March 20, 2009

Love Letters


My great grandfather Cecil wrote this letter to my great grandmother Faye when he had gotten home from World War One in France. A little older than she was, he was actually her teacher at one point. But he fell in love with the girl who always wore purple and this is what came of it. It's amazing to know that this is in my blood. 

So read it and weep. Peek through the windows into their love story. I'm not going to change or correct a single word or question mark, because behind this man's stern looking face was a poet- it doesn't get more romantic than this, so I would be wrong to not share it:
_______________________________________________
Danville, Ill., July, 16, 1919.

Dear Faye:

I found your note when I came in Saturday night and it set me to thinking how few things in this world we can be absolutely sure about. We know so very little, and there are so many things we might have known or ought to have known at the time and did not realize till later.

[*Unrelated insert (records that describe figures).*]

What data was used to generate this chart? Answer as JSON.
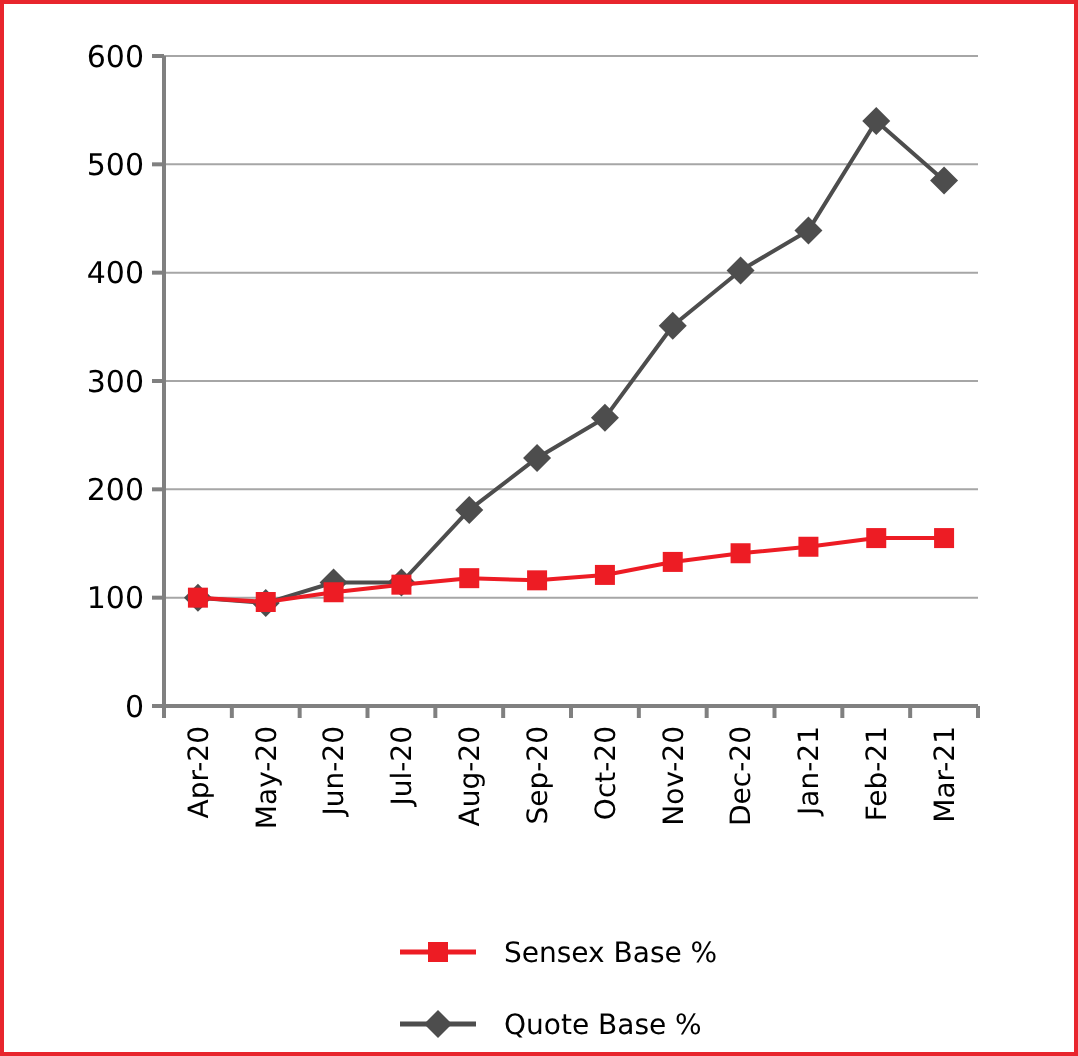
{
  "chart_data": {
    "type": "line",
    "categories": [
      "Apr-20",
      "May-20",
      "Jun-20",
      "Jul-20",
      "Aug-20",
      "Sep-20",
      "Oct-20",
      "Nov-20",
      "Dec-20",
      "Jan-21",
      "Feb-21",
      "Mar-21"
    ],
    "series": [
      {
        "name": "Sensex Base %",
        "color": "#ed1c24",
        "marker": "square",
        "values": [
          100,
          96,
          105,
          112,
          118,
          116,
          121,
          133,
          141,
          147,
          155,
          155
        ]
      },
      {
        "name": "Quote Base %",
        "color": "#4d4d4d",
        "marker": "diamond",
        "values": [
          100,
          95,
          114,
          114,
          181,
          229,
          266,
          351,
          402,
          439,
          540,
          485
        ]
      }
    ],
    "ylim": [
      0,
      600
    ],
    "yticks": [
      0,
      100,
      200,
      300,
      400,
      500,
      600
    ],
    "grid": "y",
    "legend": "bottom",
    "line_style": "solid"
  }
}
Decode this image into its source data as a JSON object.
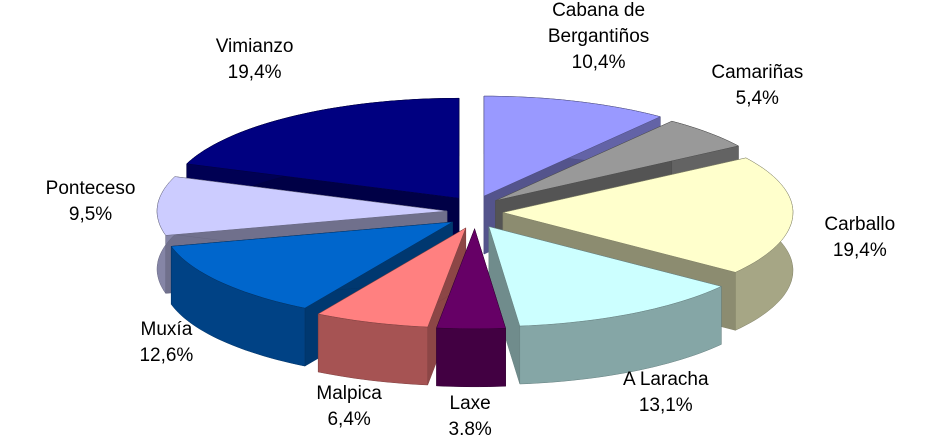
{
  "chart_data": {
    "type": "pie",
    "categories": [
      "Cabana de Bergantiños",
      "Camariñas",
      "Carballo",
      "A Laracha",
      "Laxe",
      "Malpica",
      "Muxía",
      "Ponteceso",
      "Vimianzo"
    ],
    "values": [
      10.4,
      5.4,
      19.4,
      13.1,
      3.8,
      6.4,
      12.6,
      9.5,
      19.4
    ],
    "value_labels": [
      "10,4%",
      "5,4%",
      "19,4%",
      "13,1%",
      "3.8%",
      "6,4%",
      "12,6%",
      "9,5%",
      "19,4%"
    ],
    "colors": [
      "#9999ff",
      "#999999",
      "#ffffcc",
      "#ccffff",
      "#660066",
      "#ff8080",
      "#0066cc",
      "#ccccff",
      "#000080"
    ]
  }
}
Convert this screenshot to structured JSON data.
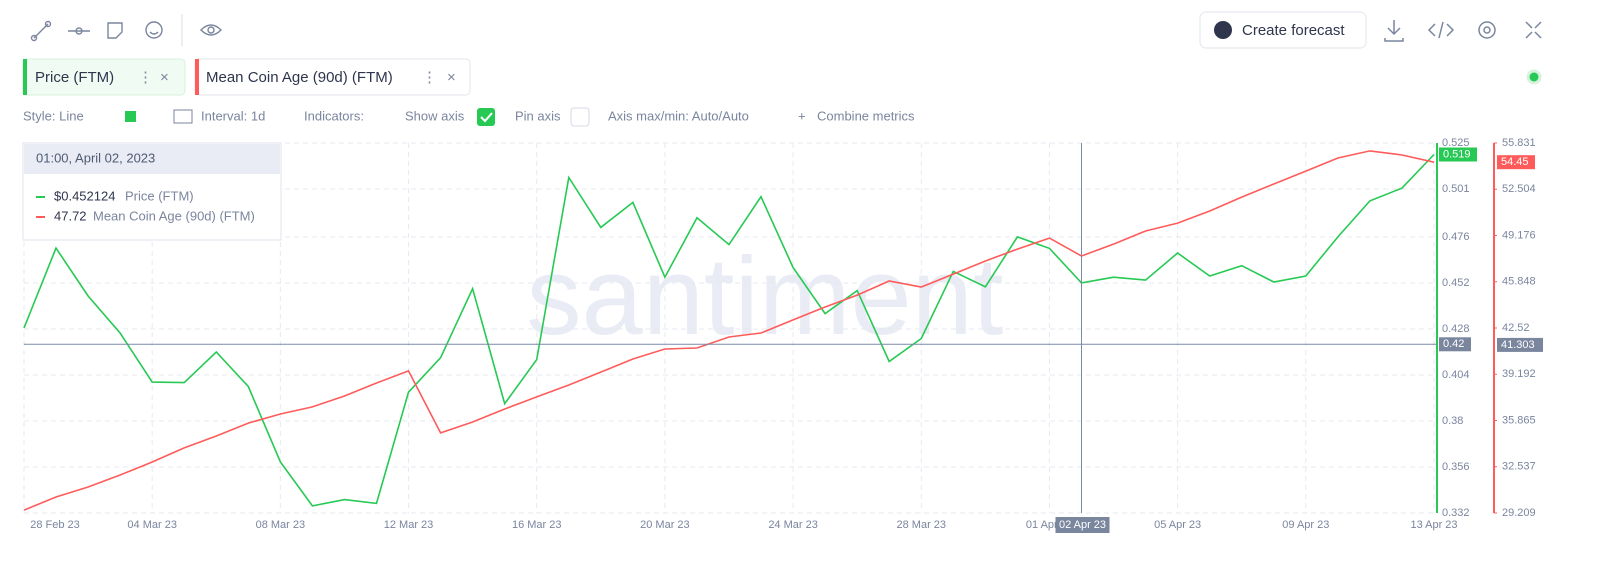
{
  "toolbar": {
    "forecast_button": "Create forecast"
  },
  "settings": {
    "style": "Style: Line",
    "interval": "Interval: 1d",
    "indicators": "Indicators:",
    "show_axis": "Show axis",
    "pin_axis": "Pin axis",
    "axis_minmax": "Axis max/min: Auto/Auto",
    "combine": "Combine metrics"
  },
  "watermark": "santiment",
  "tooltip": {
    "title": "01:00, April 02, 2023",
    "rows": [
      {
        "value": "$0.452124"
      },
      {
        "value": "47.72"
      }
    ]
  },
  "chart_data": {
    "type": "line",
    "categories": [
      "28 Feb 23",
      null,
      null,
      null,
      "04 Mar 23",
      null,
      null,
      null,
      "08 Mar 23",
      null,
      null,
      null,
      "12 Mar 23",
      null,
      null,
      null,
      "16 Mar 23",
      null,
      null,
      null,
      "20 Mar 23",
      null,
      null,
      null,
      "24 Mar 23",
      null,
      null,
      null,
      "28 Mar 23",
      null,
      null,
      null,
      "01 Apr 23",
      null,
      null,
      null,
      "05 Apr 23",
      null,
      null,
      null,
      "09 Apr 23",
      null,
      null,
      null,
      "13 Apr 23"
    ],
    "series": [
      {
        "name": "Price (FTM)",
        "color": "#26c953",
        "values": [
          0.4285,
          0.4702,
          0.4452,
          0.4259,
          0.4003,
          0.4,
          0.416,
          0.398,
          0.3586,
          0.3357,
          0.339,
          0.337,
          0.395,
          0.413,
          0.449,
          0.389,
          0.412,
          0.507,
          0.481,
          0.494,
          0.455,
          0.486,
          0.472,
          0.497,
          0.46,
          0.436,
          0.448,
          0.411,
          0.423,
          0.458,
          0.45,
          0.476,
          0.47,
          0.452,
          0.455,
          0.4535,
          0.4676,
          0.4556,
          0.461,
          0.4525,
          0.4556,
          0.476,
          0.4948,
          0.5015,
          0.519
        ]
      },
      {
        "name": "Mean Coin Age (90d) (FTM)",
        "color": "#ff5b5b",
        "axis": "y2",
        "values": [
          29.42,
          30.36,
          31.08,
          31.94,
          32.88,
          33.89,
          34.75,
          35.68,
          36.33,
          36.84,
          37.63,
          38.56,
          39.43,
          34.97,
          35.76,
          36.69,
          37.56,
          38.42,
          39.35,
          40.29,
          41.01,
          41.08,
          41.87,
          42.16,
          43.1,
          44.03,
          44.89,
          45.9,
          45.47,
          46.4,
          47.34,
          48.2,
          48.99,
          47.7,
          48.56,
          49.5,
          50.07,
          50.94,
          51.94,
          52.88,
          53.81,
          54.75,
          55.26,
          54.97,
          54.45
        ]
      }
    ],
    "ylim": [
      0.332,
      0.525
    ],
    "yticks": [
      0.332,
      0.356,
      0.38,
      0.404,
      0.428,
      0.452,
      0.476,
      0.501,
      0.525
    ],
    "y2lim": [
      29.209,
      55.831
    ],
    "y2ticks": [
      29.209,
      32.537,
      35.865,
      39.192,
      42.52,
      45.848,
      49.176,
      52.504,
      55.831
    ],
    "grid": true,
    "crosshair": {
      "x_label": "02 Apr 23",
      "y": 0.42,
      "y2": 41.303
    }
  }
}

When did I begin to love you? I don't know, but I do know that I was always glad to get your letters and was often thinking of you and wondering how you were and what you were doing and whether you ever thought of me. I remember once when I was at your house you went somewhere to visit some girl friends and I was quite disappointed in not getting to visit more with you. Yet even then, it never occurred to me that there was any possibility that I might fall in love with the little girl who used to have trouble with complex fractions. I came up to see you graduate from high school and I can't tell you how proud I was of you, and, that you had once been a pupil of mine. I ought to have know then but I didn't. Why was I so blind? Then the war came and I decided that it was my duty to enlist. I had to make a trip home and I hadn't seen Carrie for a long time so I had to go to Wellington to tell him good-bye. Then I can't tell you how badly I wanted to see you. Not till then did I ask myself why I was so much more interested in you than in any other friend I had and I began to realize what it was that had me in its grip. Then I didn't dare come. I was afraid. I was afraid that in spite of myself I would tell you of that which no man has a right to talk of to a woman on the eve of going to war. 

Besides I realized how almost impossible the things was. There wasn't a chance in a thousand that you could be brought to care for me at all in that way. You deserved a younger and a much better man. I finally decided that the right thing for me to do was to go without seeing you and try to forget-not you-but that I had ever allowed myself to think such foolish thoughts. Perhaps, I thought, after all I might be mistaken about my own feelings and would be glad when I came back to find you engaged, or married to some good man. Well, the experiment wouldn't work. I couldn't forget and the farther away I got, the more hopeless I felt. I do not know how I would have gotten along without your letters.

When the armistice finally stopped the fighting, there was no soldier in France more anxious to get home than I was. How this time dragged! Before I had reached home I had made up my mind that you had a moral right to know how I felt toward you, but that you must see me in citizen's clothes first. The romance of a soldier's life should have nothing to do with the story I had to tell.

But however long the story, it finally resolves itself into just this. Faye, I love you. Will you be my wife? Faye, this letter is all one thing but that one thing is all I am able to think of just now. When may I see you? Is it asking to much to ask that I have my answer from your lips? 

Whether or not your are ever mine, I am always yours,

Cecil E. Walter.
___________________________________________________

There isn't much room for competition with this kind of note. It can't get any sweeter or more heartfelt. What girl wouldn't want to get this letter?

But when I got to work this morning, I had my own note. I opened up my email and saw his name next to the "Hey Kiddo" subject line. It wasn't long or intense, but it was unexpected and turned out to be one of the most beautiful surprises I've had. I had a note typed out on a computer in Kuwait, and I'm still sighing over it tonight. He said exactly what I needed him to say. And even though I can't talk to him this very second and tell him that, I can read it over and over again and be reminded of all things good.

I guess it doesn't matter if the words take years, like my great grandparents, or maybe not much time at all- when it's your own story, it is the best ever.